Tuesday, August 4, 2015

We're all going on our summer holidays,

We're all going on our summer holidays,

no more worries for a week or 2.

fun and laughter on our summer holidays

where all our dreams come true.

Hopefully.

We are so close to our holiday that the cases are out and there are things in them. Not so near as printing boarding passes but slowly getting there. I am realty excited and we were doing really well until last night when smallest decided that she is now afraid of the dark. Bummer.

It came to that time - that time where I said pyjamas. The fuss started. From refusal to change, go to the toilet, brush her teeth and have a wash. I managed the bribe my way through these with stories - audio and read by me. Once all that was completed and it was time for kisses and cuddles before sleep she went bonkers. Crying, screaming, chasing us when we tried to leave the room, begging to sleep with us, for the lights to be on, for us to move her bed - she tried everything. We tried to, gently, return her to bed each time but after 40 minutes of disturbing youngest I placed her back in bed and sat on her bedroom floor with my back to her. She calmed down. Until I tried to move when her eyes popped open and the crying started again. Eventually she calmed enough to allow me to sit just outside her door with the door open. After a little while of this I tried to pull her door to. Big mistake and we started again. After nearly 2 hours she did go to sleep.

But only for a little while. Around 11pm she climbed into bed with us. We returned her a few times, took her to the toilet. we even tried to get her to settle with us but nothing worked. The next screaming fit was for a drink - water found she wanted juice. She settled for about 5 minutes and then had a paddy because we had removed the half full glass from her room. It felt like hours later she went back to sleep. It might only have been 30 minutes.
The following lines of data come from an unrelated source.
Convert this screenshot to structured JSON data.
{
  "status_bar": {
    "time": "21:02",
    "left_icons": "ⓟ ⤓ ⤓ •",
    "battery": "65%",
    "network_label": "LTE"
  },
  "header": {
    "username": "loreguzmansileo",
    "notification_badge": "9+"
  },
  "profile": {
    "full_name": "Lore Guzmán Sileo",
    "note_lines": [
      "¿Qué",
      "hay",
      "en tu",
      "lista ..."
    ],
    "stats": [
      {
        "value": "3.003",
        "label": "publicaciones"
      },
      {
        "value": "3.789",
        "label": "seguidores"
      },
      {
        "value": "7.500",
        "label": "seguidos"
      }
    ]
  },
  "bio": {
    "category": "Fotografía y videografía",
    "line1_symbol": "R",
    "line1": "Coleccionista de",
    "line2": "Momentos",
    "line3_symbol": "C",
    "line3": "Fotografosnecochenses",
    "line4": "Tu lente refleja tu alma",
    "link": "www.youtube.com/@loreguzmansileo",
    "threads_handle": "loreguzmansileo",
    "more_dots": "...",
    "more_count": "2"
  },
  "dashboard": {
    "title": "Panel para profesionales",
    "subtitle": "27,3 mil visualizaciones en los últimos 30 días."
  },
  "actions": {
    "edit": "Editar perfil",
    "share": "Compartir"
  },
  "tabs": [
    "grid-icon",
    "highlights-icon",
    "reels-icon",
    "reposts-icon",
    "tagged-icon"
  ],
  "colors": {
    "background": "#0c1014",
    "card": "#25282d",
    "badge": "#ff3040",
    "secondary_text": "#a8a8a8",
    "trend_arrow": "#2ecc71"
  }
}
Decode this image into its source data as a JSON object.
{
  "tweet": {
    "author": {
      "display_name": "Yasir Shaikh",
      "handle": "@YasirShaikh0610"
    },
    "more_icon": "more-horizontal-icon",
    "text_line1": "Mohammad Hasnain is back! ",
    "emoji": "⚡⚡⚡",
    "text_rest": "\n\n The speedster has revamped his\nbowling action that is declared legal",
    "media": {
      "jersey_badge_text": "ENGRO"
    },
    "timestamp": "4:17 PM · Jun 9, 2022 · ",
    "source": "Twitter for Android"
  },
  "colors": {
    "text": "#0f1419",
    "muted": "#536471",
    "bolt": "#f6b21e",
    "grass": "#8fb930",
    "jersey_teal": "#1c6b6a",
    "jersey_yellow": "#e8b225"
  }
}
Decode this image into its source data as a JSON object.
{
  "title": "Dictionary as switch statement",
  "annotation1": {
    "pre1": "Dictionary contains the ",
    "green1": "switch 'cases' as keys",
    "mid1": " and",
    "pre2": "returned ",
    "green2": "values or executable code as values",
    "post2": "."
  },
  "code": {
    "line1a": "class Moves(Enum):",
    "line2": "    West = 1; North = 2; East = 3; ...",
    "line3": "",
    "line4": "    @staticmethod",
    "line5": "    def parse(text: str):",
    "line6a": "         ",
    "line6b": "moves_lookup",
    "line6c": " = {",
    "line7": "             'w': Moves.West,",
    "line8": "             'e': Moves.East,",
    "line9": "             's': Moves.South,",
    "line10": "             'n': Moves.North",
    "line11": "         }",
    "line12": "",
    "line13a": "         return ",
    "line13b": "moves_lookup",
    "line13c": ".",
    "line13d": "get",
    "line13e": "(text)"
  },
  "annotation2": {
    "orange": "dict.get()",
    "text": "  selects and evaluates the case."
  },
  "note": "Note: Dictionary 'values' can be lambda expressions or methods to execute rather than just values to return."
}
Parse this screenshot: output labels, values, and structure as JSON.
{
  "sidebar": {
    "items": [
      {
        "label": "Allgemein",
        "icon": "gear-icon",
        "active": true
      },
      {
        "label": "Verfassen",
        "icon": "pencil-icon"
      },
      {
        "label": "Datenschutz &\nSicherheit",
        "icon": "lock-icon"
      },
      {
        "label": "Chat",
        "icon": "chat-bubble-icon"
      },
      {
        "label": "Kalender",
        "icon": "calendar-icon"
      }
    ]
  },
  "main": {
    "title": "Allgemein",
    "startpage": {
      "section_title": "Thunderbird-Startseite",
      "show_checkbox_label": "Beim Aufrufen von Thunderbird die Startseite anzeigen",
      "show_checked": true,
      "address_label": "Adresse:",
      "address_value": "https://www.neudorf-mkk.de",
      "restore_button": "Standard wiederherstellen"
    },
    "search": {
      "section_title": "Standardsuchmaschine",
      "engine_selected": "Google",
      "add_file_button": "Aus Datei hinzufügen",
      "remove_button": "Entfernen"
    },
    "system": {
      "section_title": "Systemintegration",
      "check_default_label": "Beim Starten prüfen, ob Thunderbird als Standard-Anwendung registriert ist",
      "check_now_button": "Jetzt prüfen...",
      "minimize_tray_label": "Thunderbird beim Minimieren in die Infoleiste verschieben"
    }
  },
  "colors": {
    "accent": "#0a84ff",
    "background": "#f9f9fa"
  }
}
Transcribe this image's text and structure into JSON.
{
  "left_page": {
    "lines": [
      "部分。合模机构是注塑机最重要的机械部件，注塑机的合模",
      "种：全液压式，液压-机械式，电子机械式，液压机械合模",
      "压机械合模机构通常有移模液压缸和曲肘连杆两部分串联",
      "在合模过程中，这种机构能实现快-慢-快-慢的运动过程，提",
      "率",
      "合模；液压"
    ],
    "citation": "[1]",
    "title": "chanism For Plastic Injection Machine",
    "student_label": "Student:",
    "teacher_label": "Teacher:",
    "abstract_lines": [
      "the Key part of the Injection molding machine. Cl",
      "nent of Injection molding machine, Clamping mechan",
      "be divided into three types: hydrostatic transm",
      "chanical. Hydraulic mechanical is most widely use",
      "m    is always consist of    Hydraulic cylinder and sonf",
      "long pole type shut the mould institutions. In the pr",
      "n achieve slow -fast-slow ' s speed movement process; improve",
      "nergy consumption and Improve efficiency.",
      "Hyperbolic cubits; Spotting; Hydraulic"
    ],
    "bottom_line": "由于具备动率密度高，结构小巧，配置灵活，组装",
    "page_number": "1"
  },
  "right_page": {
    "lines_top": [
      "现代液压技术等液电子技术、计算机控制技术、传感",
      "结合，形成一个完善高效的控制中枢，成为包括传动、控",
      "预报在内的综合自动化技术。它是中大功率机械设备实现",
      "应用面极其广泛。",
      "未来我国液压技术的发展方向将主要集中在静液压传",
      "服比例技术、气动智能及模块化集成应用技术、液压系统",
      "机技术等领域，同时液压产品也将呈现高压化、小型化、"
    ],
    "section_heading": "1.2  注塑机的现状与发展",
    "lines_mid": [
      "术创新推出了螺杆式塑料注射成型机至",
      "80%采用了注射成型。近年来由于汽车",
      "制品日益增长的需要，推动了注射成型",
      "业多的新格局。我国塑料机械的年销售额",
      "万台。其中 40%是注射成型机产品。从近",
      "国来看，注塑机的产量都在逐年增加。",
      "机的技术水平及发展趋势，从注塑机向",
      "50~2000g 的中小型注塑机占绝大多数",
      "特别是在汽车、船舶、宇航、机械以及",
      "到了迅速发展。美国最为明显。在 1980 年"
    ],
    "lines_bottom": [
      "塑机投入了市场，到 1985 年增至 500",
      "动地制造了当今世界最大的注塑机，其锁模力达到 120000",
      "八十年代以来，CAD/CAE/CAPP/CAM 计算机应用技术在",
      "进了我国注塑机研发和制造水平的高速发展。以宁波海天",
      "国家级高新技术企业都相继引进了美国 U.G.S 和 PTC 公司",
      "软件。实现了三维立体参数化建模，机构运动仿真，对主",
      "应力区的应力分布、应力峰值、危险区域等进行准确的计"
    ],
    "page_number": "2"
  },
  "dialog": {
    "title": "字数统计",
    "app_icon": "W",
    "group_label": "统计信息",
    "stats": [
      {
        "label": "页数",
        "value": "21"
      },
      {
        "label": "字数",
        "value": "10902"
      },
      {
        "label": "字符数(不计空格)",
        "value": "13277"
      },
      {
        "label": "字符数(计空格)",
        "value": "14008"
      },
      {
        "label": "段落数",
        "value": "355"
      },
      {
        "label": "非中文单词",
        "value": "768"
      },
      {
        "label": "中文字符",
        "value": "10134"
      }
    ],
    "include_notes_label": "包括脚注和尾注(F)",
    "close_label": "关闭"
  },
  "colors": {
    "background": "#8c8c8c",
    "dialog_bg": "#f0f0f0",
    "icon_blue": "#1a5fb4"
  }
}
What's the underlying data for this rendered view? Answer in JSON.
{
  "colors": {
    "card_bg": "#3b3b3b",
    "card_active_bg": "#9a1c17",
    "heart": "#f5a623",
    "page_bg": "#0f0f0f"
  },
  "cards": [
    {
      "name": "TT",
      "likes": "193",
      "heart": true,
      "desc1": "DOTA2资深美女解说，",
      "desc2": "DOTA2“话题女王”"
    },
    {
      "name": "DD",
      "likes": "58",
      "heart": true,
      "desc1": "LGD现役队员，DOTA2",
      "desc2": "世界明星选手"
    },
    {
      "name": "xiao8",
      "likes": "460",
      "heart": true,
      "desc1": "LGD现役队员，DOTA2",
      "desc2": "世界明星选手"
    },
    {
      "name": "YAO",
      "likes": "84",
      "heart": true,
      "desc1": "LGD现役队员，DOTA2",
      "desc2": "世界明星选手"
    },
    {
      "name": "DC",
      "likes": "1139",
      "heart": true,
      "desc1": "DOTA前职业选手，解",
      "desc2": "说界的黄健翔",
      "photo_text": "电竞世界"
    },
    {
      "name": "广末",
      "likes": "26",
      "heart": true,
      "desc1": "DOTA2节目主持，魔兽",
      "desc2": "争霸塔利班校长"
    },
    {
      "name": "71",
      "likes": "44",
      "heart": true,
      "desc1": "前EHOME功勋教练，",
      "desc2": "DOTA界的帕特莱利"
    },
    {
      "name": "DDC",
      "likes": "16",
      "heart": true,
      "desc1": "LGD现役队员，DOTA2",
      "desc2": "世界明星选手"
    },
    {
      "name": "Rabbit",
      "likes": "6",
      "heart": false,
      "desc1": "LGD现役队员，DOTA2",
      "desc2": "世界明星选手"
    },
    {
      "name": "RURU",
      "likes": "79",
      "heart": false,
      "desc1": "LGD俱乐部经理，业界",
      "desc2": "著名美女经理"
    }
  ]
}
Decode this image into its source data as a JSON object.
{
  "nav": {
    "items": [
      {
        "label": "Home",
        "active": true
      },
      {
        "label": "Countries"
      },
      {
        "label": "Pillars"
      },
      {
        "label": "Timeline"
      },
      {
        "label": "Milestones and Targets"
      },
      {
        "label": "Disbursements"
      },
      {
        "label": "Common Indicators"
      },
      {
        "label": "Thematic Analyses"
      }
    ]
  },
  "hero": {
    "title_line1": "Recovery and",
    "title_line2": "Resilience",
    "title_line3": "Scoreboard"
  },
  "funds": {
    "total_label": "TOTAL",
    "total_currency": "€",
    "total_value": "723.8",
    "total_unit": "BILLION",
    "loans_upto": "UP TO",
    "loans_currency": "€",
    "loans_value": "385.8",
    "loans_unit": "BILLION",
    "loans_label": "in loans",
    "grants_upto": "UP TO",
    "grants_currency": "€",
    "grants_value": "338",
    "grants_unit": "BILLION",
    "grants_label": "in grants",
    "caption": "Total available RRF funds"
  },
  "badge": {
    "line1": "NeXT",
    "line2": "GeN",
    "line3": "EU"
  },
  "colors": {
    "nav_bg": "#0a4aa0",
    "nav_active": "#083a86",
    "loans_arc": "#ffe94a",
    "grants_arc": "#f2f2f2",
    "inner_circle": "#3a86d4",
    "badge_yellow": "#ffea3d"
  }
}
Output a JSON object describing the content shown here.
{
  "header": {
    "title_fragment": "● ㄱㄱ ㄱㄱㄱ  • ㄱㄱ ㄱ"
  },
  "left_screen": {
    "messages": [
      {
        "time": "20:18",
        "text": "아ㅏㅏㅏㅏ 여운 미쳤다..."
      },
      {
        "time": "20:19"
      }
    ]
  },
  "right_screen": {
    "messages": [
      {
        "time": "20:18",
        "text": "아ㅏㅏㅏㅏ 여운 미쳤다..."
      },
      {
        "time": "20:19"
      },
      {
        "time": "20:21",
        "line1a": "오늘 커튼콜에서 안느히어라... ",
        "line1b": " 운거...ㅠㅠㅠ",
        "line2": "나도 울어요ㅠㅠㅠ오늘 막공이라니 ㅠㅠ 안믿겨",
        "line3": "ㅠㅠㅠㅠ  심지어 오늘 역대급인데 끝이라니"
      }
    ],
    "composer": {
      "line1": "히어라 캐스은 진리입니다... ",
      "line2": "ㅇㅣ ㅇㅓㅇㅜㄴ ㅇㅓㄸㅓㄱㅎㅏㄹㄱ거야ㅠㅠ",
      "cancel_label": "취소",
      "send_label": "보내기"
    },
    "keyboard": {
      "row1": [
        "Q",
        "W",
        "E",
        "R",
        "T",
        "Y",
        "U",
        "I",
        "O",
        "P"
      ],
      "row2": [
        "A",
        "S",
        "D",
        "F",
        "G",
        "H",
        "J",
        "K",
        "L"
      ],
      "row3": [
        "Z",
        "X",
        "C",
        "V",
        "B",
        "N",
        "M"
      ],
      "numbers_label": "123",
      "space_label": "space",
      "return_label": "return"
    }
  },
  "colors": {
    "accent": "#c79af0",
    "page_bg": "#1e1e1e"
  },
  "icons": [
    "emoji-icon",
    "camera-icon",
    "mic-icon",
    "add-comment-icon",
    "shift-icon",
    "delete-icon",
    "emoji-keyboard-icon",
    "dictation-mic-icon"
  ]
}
I am not sure how I am going to manage bed time tonight - I can not feel anything but absolute dread in case last night is repeated. I can plan the same calm down activities we always do before bed, stories, kisses and cuddles and the usual routine. I then have options. I can leave her door open. I tend to pull it to because she sings and keeps oldest awake. I could put a night light on in her bed room. I really don't want to get her into the habit that she needs someone in the room before she can sleep but letting her get distressed is not the answer either. My other option is to leave the curtains open a little bit more and hoping that the morning sunlight will not wake her too early.

I am hoping that this is just a phase and that she will grow out of it.